Jadi, konstanta pegas pengganti adalah 300 N/m.

Contoh Soal 5 Menentukan Pertambahan Panjang Pegas Seri
Sebuah sistem pegas seri memiliki konstanta pegas pengganti 100 N/m. Jika sistem tersebut diberi gaya 20 N, tentukan pertambahan panjangnya.

Jawaban dan Pembahasan
Gunakan hukum Hooke
x = F / k
x = 20 / 100
x = 0,2 m

Jadi, pertambahan panjang pegas adalah 0,2 meter.

Contoh Soal 6 Menentukan Pertambahan Panjang Pegas Paralel
Sebuah susunan pegas paralel memiliki konstanta pegas pengganti 500 N/m. Jika gaya yang bekerja sebesar 50 N, tentukan pertambahan panjangnya.

Jawaban dan Pembahasan
x = F / k
x = 50 / 500
x = 0,1 m

Jadi, pertambahan panjang pegas adalah 0,1 meter.

Contoh Soal 7 Menentukan Gaya pada Pegas Paralel
Dua pegas disusun paralel dengan konstanta k₁ = 200 N/m dan k₂ = 300 N/m. Jika pertambahan panjang pegas adalah 0,1 m, tentukan gaya total yang bekerja.

Jawaban dan Pembahasan
Hitung konstanta pegas pengganti
kₚ = 200 + 300 = 500 N/m

F = k × x
F = 500 × 0,1
F = 50 N

Jadi, gaya total yang bekerja adalah 50 N.

Kesalahan yang Sering Terjadi dalam Soal Pegas
Banyak siswa keliru dalam menentukan jenis susunan pegas. Kesalahan lain yang sering terjadi adalah menggunakan rumus seri untuk susunan paralel atau sebaliknya.

Selain itu, siswa juga sering lupa bahwa pada pegas seri gaya pada tiap pegas sama, sedangkan pada pegas paralel pertambahan panjangnya sama.
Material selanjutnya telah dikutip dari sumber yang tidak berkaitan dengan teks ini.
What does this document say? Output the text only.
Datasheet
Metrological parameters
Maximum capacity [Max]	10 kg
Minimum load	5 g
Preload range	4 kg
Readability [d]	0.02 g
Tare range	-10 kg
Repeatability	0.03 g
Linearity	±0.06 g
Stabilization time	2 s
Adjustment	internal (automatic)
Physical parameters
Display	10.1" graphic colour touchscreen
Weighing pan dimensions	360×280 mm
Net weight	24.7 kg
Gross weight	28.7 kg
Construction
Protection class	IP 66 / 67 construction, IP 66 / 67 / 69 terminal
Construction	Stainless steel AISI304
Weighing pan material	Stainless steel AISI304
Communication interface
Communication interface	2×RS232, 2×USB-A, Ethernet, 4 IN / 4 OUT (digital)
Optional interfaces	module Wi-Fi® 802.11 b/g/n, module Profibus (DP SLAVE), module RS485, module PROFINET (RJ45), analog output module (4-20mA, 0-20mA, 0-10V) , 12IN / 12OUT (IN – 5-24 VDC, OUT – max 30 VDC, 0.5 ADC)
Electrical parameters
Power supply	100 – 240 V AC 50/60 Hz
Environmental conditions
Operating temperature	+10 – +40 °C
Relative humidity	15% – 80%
Memahami konsep ini sangat penting agar tidak salah langkah dalam perhitungan.

Tips Mengerjakan Soal Pegas Seri dan Paralel
Agar lebih mudah mengerjakan soal pegas, biasakan menggambar skema pegas sebelum menghitung. Dengan gambar, jenis susunan akan lebih mudah dikenali.

Latihan soal secara rutin juga sangat membantu. Mulailah dari soal sederhana, kemudian tingkatkan ke soal yang lebih kompleks. Jangan lupa untuk selalu mengecek satuan agar hasil perhitungan tidak keliru.

Manfaat Mempelajari Pegas Seri dan Paralel
Pemahaman tentang pegas seri dan paralel tidak hanya berguna dalam dunia akademik, tetapi juga dalam kehidupan sehari-hari. Sistem pegas banyak digunakan pada suspensi kendaraan, alat ukur gaya, kasur pegas, dan berbagai perangkat mekanik lainnya.

Dengan memahami prinsip kerja pegas, siswa dapat lebih mudah memahami teknologi di sekitar mereka.

Baca juga:Mahasiswa Universitas Teknokrat Indonesia Juara Nasional Lomba Karya Ilmiah RnDC 2025

Penutup
Kumpulan contoh soal pegas seri dan paralel beserta jawaban ini diharapkan dapat membantu siswa memahami konsep elastisitas dan hukum Hooke dengan lebih baik. Kunci keberhasilan dalam menguasai materi ini adalah memahami konsep dasar, mengenali jenis susunan pegas, serta rajin berlatih soal.